The Dow Jones industrials closed down 372 points, or 3.3 percent, at 11,015.69 after spending the day deep in negative territory. The broader Standard & Poor’s 500-stock index finished down 3.8 percent. Commodities and precious metals, including gold, silver and copper, all posted strong gains as investors sought to hedge against the declining dollar.

Capping a volatile day, oil prices jumped 16 percent — their largest one-day gain — to finish at $120.92 a barrel. Some analysts said the surge was largely a fluke caused by thin trading on the day a key futures contract expired. The more liquid November contract also rose, but it posted a more modest gain of 6 percent, closing at $108.97 a barrel.

“It’s crazy,” said Bart Melek, a commodities analyst at BMO Capital Markets. “It certainly reinforces the Chinese saying ‘May you live in interesting times.’ It’s certainly turning out to be a curse.”

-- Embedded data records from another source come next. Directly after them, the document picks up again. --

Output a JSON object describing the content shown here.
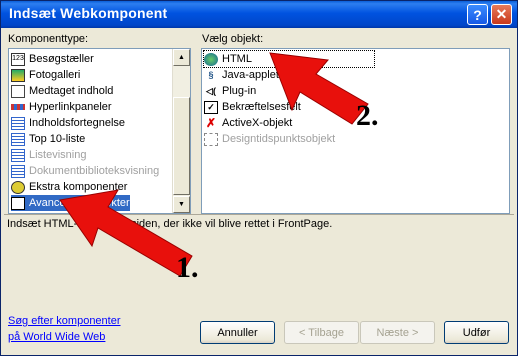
{
  "window": {
    "title": "Indsæt Webkomponent"
  },
  "left": {
    "label": "Komponenttype:",
    "items": [
      {
        "label": "Besøgstæller",
        "icon": "counter-icon",
        "state": "normal"
      },
      {
        "label": "Fotogalleri",
        "icon": "photo-gallery-icon",
        "state": "normal"
      },
      {
        "label": "Medtaget indhold",
        "icon": "included-content-icon",
        "state": "normal"
      },
      {
        "label": "Hyperlinkpaneler",
        "icon": "link-bar-icon",
        "state": "normal"
      },
      {
        "label": "Indholdsfortegnelse",
        "icon": "table-of-contents-icon",
        "state": "normal"
      },
      {
        "label": "Top 10-liste",
        "icon": "top10-list-icon",
        "state": "normal"
      },
      {
        "label": "Listevisning",
        "icon": "list-view-icon",
        "state": "disabled"
      },
      {
        "label": "Dokumentbiblioteksvisning",
        "icon": "document-library-icon",
        "state": "disabled"
      },
      {
        "label": "Ekstra komponenter",
        "icon": "extra-components-icon",
        "state": "normal"
      },
      {
        "label": "Avancerede objekter",
        "icon": "advanced-objects-icon",
        "state": "selected"
      }
    ]
  },
  "right": {
    "label": "Vælg objekt:",
    "items": [
      {
        "label": "HTML",
        "icon": "html-globe-icon",
        "state": "focused"
      },
      {
        "label": "Java-applet",
        "icon": "java-applet-icon",
        "state": "normal"
      },
      {
        "label": "Plug-in",
        "icon": "plugin-icon",
        "state": "normal"
      },
      {
        "label": "Bekræftelsesfelt",
        "icon": "confirmation-field-icon",
        "state": "normal"
      },
      {
        "label": "ActiveX-objekt",
        "icon": "activex-icon",
        "state": "normal"
      },
      {
        "label": "Designtidspunktsobjekt",
        "icon": "design-time-control-icon",
        "state": "disabled"
      }
    ]
  },
  "description": "Indsæt HTML-indhold på siden, der ikke vil blive rettet i FrontPage.",
  "links": {
    "search": "Søg efter komponenter",
    "web": "på World Wide Web"
  },
  "buttons": {
    "cancel": "Annuller",
    "back": "< Tilbage",
    "next": "Næste >",
    "finish": "Udfør"
  },
  "annotations": {
    "one": "1.",
    "two": "2."
  },
  "colors": {
    "titlebar": "#0053e0",
    "selection": "#316ac5",
    "arrow": "#e8100c"
  }
}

A sense of unease settled over the market as investors fretted about the size and details of the government’s $700 billion bailout plan and concerns it could drive up inflation and further depress the value of the dollar. The dollar fell to $1.4804 against the euro in late New York trading, compared to $1.4470 late on Friday.

Investors seeking safety showed a preference for commodities like gold, moving away from Treasury bills. The moves implied that investors considered traditional hedges like precious metals to be more reliable than bonds issued by the government, which could face a spiraling debt from the bailout plan.

“The unknowns still seem to be ruling,” said Ryan Detrick, a strategist at Schaeffer’s Investment Research. And Tom Bentz, an energy analyst at BNP Paribas, said, “What can I say? Every market is just out of control right now.”

Monday’s concerns were centered on Washington, where President Bush urged Congress to pass the bailout package by the end of the week. The proposed legislation would provide sweeping powers to the Treasury Department to buy bad assets from financial firms.

But Democrats have started questioning the plan, particularly the broad authority it seeks to confer on the Treasury. Some lawmakers said they wanted to include limits on executive compensation at financial firms and support for middle-class homeowners as part of the legislation.

The administration and some Republican lawmakers warned about the consequences of a protracted political battle that could delay the plan. Questions also remain about who will place a value on the bad assets and whether taxpayers will ultimately be able to profit from the enterprise.